Roses are a huge performer in my garden, they seem to love the red soil and don’t mind the bore water (too much). To keep them looking their best and to help prevent disease, they need a bit of TLC like deadheading to prolong flowers during the growing season and a hard prune in Winter.

I like to give mine a hard prune in late July. That way some of the new buds are easy to see to decide where to cut each branch and the frosts here are lightning off a little

Things to remember when pruning roses:

  • Cut by around a third to half and try to get an overall vase or ‘U’ shape.
  • Get rid of branches that are crossing each other or touching
  • Remove inside growing branches and dead wood.
  • Search for outward facing buds and cut a couple of cm above them.
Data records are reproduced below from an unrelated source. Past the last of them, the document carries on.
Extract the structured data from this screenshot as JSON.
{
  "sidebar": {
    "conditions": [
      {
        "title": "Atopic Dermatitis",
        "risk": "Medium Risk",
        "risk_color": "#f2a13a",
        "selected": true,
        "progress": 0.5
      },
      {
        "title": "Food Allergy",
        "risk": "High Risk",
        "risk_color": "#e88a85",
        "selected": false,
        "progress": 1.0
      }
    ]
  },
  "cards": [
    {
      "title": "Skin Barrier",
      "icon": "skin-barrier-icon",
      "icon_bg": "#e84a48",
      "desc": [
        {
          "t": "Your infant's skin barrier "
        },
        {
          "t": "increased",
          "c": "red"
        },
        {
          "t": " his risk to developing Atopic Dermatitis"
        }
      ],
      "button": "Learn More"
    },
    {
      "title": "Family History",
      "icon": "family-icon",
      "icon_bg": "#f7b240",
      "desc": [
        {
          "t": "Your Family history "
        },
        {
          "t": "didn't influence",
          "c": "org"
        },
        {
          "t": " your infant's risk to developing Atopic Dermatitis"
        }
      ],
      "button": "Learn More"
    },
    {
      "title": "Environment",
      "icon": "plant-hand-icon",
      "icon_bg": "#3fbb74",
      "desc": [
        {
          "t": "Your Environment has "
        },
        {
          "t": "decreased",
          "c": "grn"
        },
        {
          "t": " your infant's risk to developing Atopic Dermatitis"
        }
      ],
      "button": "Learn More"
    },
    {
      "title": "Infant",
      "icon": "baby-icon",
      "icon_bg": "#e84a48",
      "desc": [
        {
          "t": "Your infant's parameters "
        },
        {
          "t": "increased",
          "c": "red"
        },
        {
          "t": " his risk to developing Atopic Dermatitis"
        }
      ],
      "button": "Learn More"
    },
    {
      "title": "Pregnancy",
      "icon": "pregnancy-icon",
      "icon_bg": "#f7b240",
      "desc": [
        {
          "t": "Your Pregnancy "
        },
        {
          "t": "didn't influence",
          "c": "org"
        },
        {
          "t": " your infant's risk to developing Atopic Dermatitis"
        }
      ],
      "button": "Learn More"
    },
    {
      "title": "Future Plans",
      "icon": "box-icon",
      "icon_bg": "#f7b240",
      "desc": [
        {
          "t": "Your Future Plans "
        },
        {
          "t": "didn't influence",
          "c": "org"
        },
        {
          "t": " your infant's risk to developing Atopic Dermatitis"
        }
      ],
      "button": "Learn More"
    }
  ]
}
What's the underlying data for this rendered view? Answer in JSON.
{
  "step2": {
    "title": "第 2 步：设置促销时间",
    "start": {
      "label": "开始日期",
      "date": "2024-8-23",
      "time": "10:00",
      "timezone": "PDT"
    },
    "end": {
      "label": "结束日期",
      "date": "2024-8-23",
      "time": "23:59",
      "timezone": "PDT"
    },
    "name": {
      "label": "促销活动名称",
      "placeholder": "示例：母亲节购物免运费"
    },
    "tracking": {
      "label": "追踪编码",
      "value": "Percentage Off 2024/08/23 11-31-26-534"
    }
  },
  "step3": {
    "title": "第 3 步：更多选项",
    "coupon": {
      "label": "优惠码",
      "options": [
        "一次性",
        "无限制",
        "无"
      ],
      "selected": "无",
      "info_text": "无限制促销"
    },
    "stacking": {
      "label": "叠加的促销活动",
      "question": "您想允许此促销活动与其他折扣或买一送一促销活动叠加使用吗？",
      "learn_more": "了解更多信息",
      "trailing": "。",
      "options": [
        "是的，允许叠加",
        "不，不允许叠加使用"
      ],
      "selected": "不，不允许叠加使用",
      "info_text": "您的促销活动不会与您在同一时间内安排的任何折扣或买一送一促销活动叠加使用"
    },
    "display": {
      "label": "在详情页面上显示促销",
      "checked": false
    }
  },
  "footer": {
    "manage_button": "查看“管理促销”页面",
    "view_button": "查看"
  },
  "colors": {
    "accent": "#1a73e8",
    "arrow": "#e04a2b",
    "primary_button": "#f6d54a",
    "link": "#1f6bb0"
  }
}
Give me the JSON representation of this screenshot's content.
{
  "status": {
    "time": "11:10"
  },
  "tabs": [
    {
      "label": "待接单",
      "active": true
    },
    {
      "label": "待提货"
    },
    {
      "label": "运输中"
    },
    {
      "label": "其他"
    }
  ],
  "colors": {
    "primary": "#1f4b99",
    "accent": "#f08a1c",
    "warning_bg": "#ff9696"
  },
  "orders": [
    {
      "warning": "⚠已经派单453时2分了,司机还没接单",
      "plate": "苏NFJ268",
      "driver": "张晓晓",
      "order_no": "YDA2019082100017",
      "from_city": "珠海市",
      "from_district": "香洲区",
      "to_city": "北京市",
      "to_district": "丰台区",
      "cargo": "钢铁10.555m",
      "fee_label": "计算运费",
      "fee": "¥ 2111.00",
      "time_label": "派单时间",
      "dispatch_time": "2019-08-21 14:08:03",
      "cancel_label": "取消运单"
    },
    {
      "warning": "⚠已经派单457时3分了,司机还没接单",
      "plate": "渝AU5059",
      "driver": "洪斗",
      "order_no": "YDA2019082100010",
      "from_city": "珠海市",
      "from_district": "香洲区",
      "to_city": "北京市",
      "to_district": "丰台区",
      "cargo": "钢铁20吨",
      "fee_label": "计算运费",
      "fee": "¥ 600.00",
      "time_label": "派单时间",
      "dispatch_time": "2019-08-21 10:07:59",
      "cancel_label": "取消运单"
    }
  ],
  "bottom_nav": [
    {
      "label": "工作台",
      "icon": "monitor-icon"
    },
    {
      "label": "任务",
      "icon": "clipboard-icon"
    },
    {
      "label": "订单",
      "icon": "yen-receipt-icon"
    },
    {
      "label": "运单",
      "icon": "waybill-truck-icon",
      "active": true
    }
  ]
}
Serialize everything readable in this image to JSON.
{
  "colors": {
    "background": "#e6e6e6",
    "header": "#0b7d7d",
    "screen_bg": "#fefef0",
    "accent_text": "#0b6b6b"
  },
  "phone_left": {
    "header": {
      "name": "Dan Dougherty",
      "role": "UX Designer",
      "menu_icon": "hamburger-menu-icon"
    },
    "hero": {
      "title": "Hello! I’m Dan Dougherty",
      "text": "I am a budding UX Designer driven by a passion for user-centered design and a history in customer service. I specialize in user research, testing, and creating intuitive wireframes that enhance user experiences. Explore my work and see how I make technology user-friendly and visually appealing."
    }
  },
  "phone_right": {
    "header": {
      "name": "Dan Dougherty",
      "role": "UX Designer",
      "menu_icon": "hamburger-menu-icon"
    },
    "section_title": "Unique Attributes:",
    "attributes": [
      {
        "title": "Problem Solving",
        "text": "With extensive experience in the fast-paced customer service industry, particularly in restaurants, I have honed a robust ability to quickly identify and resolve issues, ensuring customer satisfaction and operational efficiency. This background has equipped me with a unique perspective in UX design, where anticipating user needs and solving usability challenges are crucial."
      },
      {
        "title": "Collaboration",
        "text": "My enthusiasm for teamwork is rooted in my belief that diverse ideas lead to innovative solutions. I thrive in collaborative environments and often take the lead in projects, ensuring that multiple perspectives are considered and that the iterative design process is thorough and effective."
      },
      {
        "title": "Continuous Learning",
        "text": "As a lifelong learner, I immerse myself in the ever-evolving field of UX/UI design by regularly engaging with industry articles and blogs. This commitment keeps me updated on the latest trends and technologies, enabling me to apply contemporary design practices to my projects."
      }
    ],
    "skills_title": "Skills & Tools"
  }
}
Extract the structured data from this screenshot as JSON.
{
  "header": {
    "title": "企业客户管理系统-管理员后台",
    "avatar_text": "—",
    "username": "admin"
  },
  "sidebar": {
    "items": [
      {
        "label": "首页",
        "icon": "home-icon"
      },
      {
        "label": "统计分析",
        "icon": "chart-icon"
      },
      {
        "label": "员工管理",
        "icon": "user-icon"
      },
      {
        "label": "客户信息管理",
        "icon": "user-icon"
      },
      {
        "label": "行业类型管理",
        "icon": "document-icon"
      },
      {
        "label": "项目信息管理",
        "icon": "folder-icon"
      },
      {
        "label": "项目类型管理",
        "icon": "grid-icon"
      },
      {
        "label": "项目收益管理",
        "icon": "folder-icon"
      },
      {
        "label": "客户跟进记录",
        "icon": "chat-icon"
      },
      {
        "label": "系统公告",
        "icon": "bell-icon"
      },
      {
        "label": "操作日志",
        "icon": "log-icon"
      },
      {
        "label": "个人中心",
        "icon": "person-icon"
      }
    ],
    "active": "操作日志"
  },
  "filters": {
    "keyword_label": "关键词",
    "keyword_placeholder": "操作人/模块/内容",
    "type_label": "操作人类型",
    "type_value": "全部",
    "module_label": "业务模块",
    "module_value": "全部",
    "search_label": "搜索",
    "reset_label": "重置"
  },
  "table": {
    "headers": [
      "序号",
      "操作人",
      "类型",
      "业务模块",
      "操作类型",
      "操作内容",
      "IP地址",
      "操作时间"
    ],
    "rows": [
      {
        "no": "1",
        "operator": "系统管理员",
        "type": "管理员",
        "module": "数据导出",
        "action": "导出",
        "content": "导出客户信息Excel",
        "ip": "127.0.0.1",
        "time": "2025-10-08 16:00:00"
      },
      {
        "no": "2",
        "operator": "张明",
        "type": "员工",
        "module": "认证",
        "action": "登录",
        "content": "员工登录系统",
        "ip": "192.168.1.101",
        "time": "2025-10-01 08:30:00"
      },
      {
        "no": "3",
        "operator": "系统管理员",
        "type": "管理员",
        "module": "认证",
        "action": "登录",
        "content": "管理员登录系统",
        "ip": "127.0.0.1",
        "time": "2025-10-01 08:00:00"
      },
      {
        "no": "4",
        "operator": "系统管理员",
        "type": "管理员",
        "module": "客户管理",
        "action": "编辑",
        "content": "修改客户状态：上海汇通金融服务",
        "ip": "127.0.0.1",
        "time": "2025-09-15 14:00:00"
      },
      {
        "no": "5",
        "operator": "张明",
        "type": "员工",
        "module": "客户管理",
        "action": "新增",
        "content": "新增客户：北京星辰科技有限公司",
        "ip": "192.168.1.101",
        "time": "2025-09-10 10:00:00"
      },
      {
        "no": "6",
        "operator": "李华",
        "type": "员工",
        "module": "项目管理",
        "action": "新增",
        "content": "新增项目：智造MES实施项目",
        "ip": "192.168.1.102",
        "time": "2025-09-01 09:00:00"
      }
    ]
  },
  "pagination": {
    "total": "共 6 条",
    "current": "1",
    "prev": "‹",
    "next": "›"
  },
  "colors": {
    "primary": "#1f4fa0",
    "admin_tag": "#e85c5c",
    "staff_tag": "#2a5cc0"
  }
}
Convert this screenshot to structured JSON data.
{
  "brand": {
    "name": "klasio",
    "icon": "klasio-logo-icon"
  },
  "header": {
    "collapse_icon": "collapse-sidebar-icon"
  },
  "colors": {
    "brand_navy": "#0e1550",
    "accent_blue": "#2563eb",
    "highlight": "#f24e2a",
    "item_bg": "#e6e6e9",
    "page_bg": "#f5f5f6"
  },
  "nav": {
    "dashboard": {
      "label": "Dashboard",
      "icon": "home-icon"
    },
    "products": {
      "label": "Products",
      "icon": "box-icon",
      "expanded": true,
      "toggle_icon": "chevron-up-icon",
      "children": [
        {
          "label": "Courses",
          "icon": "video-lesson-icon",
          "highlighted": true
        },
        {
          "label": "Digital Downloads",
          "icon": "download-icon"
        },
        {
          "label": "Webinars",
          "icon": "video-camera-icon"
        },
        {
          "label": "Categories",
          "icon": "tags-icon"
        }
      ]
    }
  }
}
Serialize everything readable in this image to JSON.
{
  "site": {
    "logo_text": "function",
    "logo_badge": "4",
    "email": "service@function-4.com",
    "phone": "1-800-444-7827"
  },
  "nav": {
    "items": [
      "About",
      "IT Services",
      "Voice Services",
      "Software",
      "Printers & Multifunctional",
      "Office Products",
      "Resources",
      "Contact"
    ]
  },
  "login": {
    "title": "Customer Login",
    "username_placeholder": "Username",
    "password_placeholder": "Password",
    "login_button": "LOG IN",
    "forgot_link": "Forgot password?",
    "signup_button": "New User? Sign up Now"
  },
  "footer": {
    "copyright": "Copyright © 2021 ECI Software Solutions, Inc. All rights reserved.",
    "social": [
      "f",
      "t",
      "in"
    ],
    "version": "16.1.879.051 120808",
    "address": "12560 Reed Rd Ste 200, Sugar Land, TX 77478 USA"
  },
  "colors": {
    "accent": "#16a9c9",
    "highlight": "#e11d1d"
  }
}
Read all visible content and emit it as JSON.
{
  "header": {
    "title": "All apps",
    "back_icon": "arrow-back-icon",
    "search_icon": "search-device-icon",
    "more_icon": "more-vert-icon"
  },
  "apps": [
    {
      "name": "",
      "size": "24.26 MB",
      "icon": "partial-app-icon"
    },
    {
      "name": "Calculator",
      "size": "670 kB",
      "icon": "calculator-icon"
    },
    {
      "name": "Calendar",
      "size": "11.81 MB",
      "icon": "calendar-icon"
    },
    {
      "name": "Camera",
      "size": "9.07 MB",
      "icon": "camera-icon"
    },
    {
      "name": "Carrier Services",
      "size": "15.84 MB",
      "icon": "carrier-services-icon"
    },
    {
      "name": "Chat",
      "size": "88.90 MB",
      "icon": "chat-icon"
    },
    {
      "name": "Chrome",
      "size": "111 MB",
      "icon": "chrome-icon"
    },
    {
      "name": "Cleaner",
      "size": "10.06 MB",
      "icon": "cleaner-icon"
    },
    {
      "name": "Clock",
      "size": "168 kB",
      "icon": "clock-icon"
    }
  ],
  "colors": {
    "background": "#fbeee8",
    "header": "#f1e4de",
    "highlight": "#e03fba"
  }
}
Cut on a slant so water doesn’t pool. The new growth will then grow outwards rather than inwards.
  • Remove all leaves and prunings to prevent the spreading of disease (and kneeling on a thorn!!)
  • I always come back a day or two later and have a quick look to see if I’ve missed any branches.
  • Give them a spray with lime sulphur to protect from disease. It stinks, so make sure the wind is in the right direction.
  • Mulch – if you can get your hands on some lucerne mulch – spread at a 5cm thickness.
  • Fertilise at first flush in Spring – I use Seasol (foliar spray) and slow release pellets.

 

The Pierre de Ronsard climbing rose is used to hide a rainwater tank. Image: Nat Salloum. 

Bush roses are VERY forgiving. I did them with a hedge trimmer one year 😬😬😬.. but nothing beats the secateurs!

Tip: If you are looking to increase the number of roses in your garden or love a particular rose, try taking cuttings from the prunings.